Staying on a musical note, what music do you listen do when you’re writing?
Bowie, OK Go, Daft Punk… all kinds of things. I try to fit the mood of the story I’m writing when selecting music and I keep a pretty eclectic mix on my iPod. In producing THE HEAVENLY CHORD, Nich has opened my ears to some filthy, filthy Dubstep and Electronica. Perfect music for scripting fight scenes! If only the dial would go up to eleven…
Last year you were about to do your very first convention in London. You now travel up and down the country, what’s it like?
Exhausting but immensely rewarding. I still have a day job alongside my comics, and until I’m able to go it full time with my writing, it’s always going to be a balancing act between the two.
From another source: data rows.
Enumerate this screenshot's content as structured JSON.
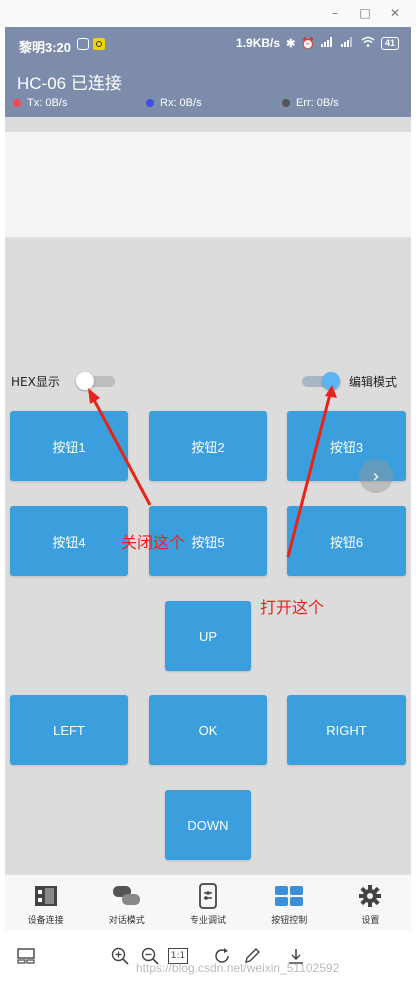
{
  "window": {
    "minimize_glyph": "–",
    "maximize_glyph": "□",
    "close_glyph": "✕"
  },
  "status_bar": {
    "time": "黎明3:20",
    "network_speed": "1.9KB/s",
    "battery": "41"
  },
  "header": {
    "title": "HC-06 已连接",
    "stats": [
      {
        "label": "Tx: 0B/s",
        "color": "#ef4a5a"
      },
      {
        "label": "Rx: 0B/s",
        "color": "#3f4ee8"
      },
      {
        "label": "Err: 0B/s",
        "color": "#555555"
      }
    ]
  },
  "receive_area": {
    "value": ""
  },
  "toggles": {
    "hex_label": "HEX显示",
    "hex_on": false,
    "edit_label": "编辑模式",
    "edit_on": true
  },
  "buttons": {
    "b1": "按钮1",
    "b2": "按钮2",
    "b3": "按钮3",
    "b4": "按钮4",
    "b5": "按钮5",
    "b6": "按钮6",
    "up": "UP",
    "left": "LEFT",
    "ok": "OK",
    "right": "RIGHT",
    "down": "DOWN"
  },
  "pager_glyph": "›",
  "annotations": {
    "close_this": "关闭这个",
    "open_this": "打开这个",
    "color": "#e8231a"
  },
  "bottom_nav": [
    {
      "label": "设备连接",
      "icon": "device-connect-icon"
    },
    {
      "label": "对话模式",
      "icon": "chat-bubbles-icon"
    },
    {
      "label": "专业调试",
      "icon": "debug-panel-icon"
    },
    {
      "label": "按钮控制",
      "icon": "button-grid-icon",
      "active": true
    },
    {
      "label": "设置",
      "icon": "gear-icon"
    }
  ],
  "viewer": {
    "actual_size_label": "1:1",
    "watermark": "https://blog.csdn.net/weixin_51102592"
  },
  "colors": {
    "header_bg": "#7d8cab",
    "button_bg": "#3a9fdc",
    "toggle_on": "#5ab4f5",
    "active_nav": "#3a8fd6"
  }
}
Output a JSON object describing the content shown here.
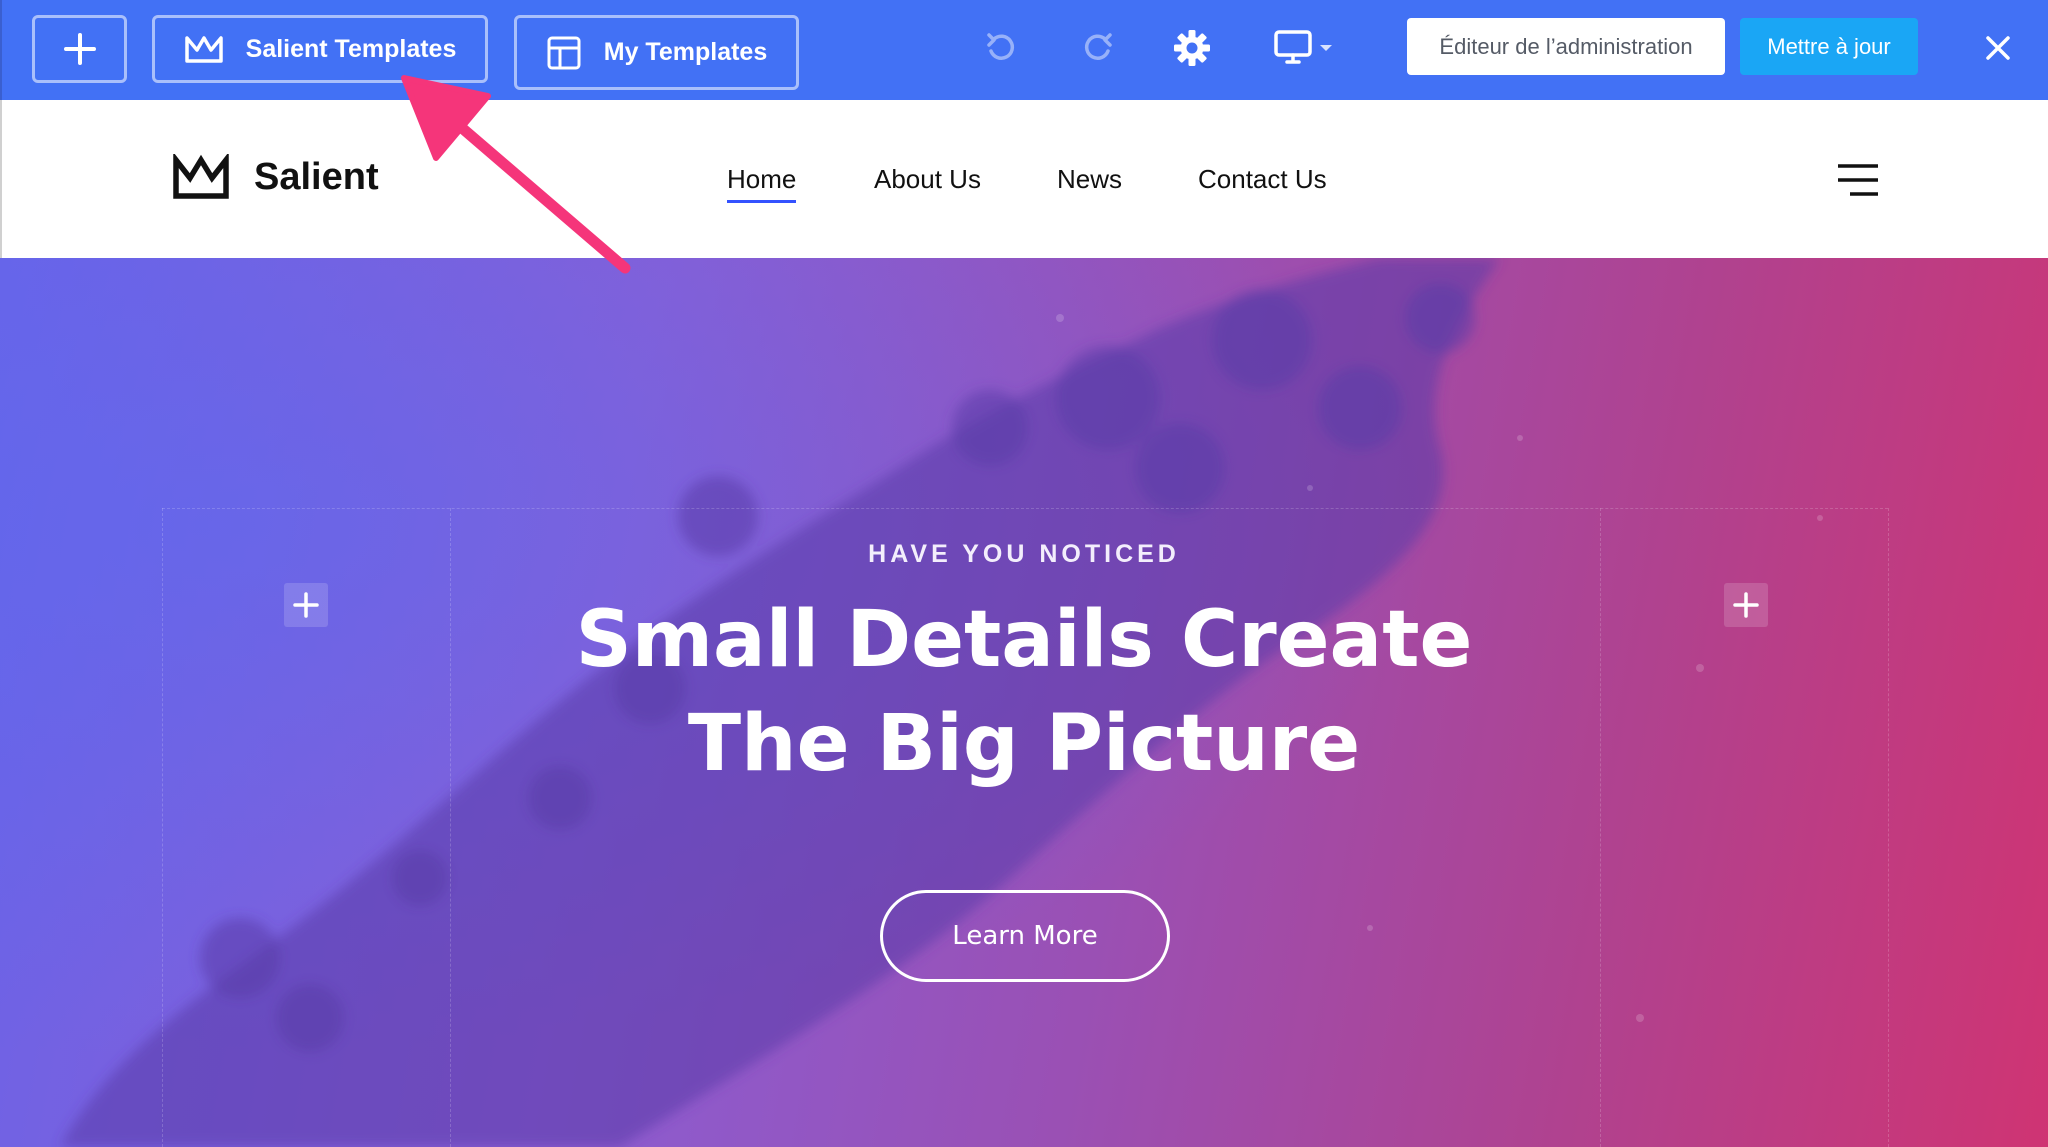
{
  "toolbar": {
    "add_icon": "plus-icon",
    "salient_templates_label": "Salient Templates",
    "salient_templates_icon": "crown-icon",
    "my_templates_label": "My Templates",
    "my_templates_icon": "layout-icon",
    "undo_icon": "undo-icon",
    "redo_icon": "redo-icon",
    "settings_icon": "gear-icon",
    "device_icon": "desktop-icon",
    "admin_editor_label": "Éditeur de l’administration",
    "update_label": "Mettre à jour",
    "close_icon": "close-icon"
  },
  "site": {
    "brand_name": "Salient",
    "brand_icon": "crown-icon",
    "nav": [
      {
        "label": "Home",
        "active": true
      },
      {
        "label": "About Us",
        "active": false
      },
      {
        "label": "News",
        "active": false
      },
      {
        "label": "Contact Us",
        "active": false
      }
    ],
    "menu_icon": "hamburger-icon"
  },
  "hero": {
    "eyebrow": "HAVE YOU NOTICED",
    "headline_line1": "Small Details Create",
    "headline_line2": "The Big Picture",
    "cta_label": "Learn More",
    "add_icon": "plus-icon"
  },
  "colors": {
    "toolbar_bg": "#4271f5",
    "update_button_bg": "#1aa6f5",
    "nav_active_underline": "#3452ff",
    "annotation_arrow": "#f5357a",
    "hero_gradient_start": "#6a63e8",
    "hero_gradient_end": "#cf3473"
  }
}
I’m lucky in that I have a job that keeps me alive while allowing me to do what I love in my spare time. But sometimes it seems there just aren’t enough hours in the day. More often than not, I’m finishing work on a Friday and then driving several hours to a show, only to drive straight back to work on the Monday morning. It’s demanding but very rewarding, and I never feel more alive than when I’m at a show spreading my love for Afterlife Inc. Thankfully, my girlfriend, Lucy, has the patience of a saint.
Are you looking to coming over the pond for a con over here?
I would absolutely love to, but until I can afford it, a trans-Atlantic convention appearance is going to have to wait. Several years ago, when I was living in Canada, I made some of my first friends in the industry at a show in Toronto. That was the start of my life in comics and I can’t wait to return and sample the amazing atmosphere of a North American convention again!
A game of Chicken anyone?
More of that potential brewing trouble? Or just a tourist in over his head?!